Question

Consider a rabbit population​ P(t) satisfying the logistic equation StartFraction dP Over dt EndFraction equals aP minus bP squared ​, where Upper B equals aP is the time rate at which births occur and Upper D equals bP squared is the rate at which deaths occur.

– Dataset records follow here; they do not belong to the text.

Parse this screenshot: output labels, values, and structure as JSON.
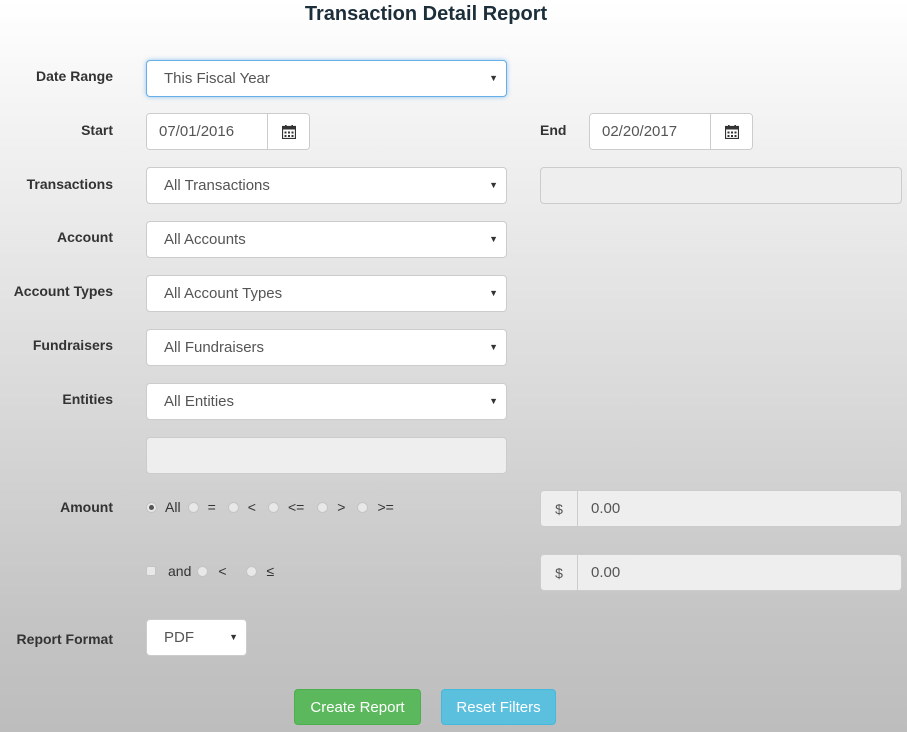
{
  "title": "Transaction Detail Report",
  "labels": {
    "date_range": "Date Range",
    "start": "Start",
    "end": "End",
    "transactions": "Transactions",
    "account": "Account",
    "account_types": "Account Types",
    "fundraisers": "Fundraisers",
    "entities": "Entities",
    "amount": "Amount",
    "report_format": "Report Format"
  },
  "selects": {
    "date_range": "This Fiscal Year",
    "transactions": "All Transactions",
    "account": "All Accounts",
    "account_types": "All Account Types",
    "fundraisers": "All Fundraisers",
    "entities": "All Entities",
    "report_format": "PDF"
  },
  "dates": {
    "start": "07/01/2016",
    "end": "02/20/2017"
  },
  "amount": {
    "options": [
      "All",
      "=",
      "<",
      "<=",
      ">",
      ">="
    ],
    "selected": "All",
    "and_label": "and",
    "and_options": [
      "<",
      "≤"
    ],
    "currency": "$",
    "value1": "0.00",
    "value2": "0.00"
  },
  "buttons": {
    "create": "Create Report",
    "reset": "Reset Filters"
  },
  "colors": {
    "success": "#5cb85c",
    "info": "#5bc0de",
    "focus": "#66afe9"
  },
  "icons": {
    "calendar": "calendar-icon",
    "caret": "caret-down-icon"
  }
}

If the initial population is 220 rabbits and there are 9 births per month and 15 deaths per month occurring at time tequals​0, how many months does it take for​ P(t) to reach 110​% of the limiting population​ M?

Answer 1

Solution:

Given :

$\frac{dP}{dt}= aP-bP^2$         .............(1)

where, B = aP = birth rate

            D = $bP^2$  =  death rate

Now initial population at t = 0, we have

$P_0$ = 220 ,  $B_0$ = 9 ,  $D_0$ = 15

Now equation (1) can be written as :

$\frac{dP}{dt}=P(a-bP)$

$\frac{dP}{dt}=bP(\frac{a}{b}-P)$    .................(2)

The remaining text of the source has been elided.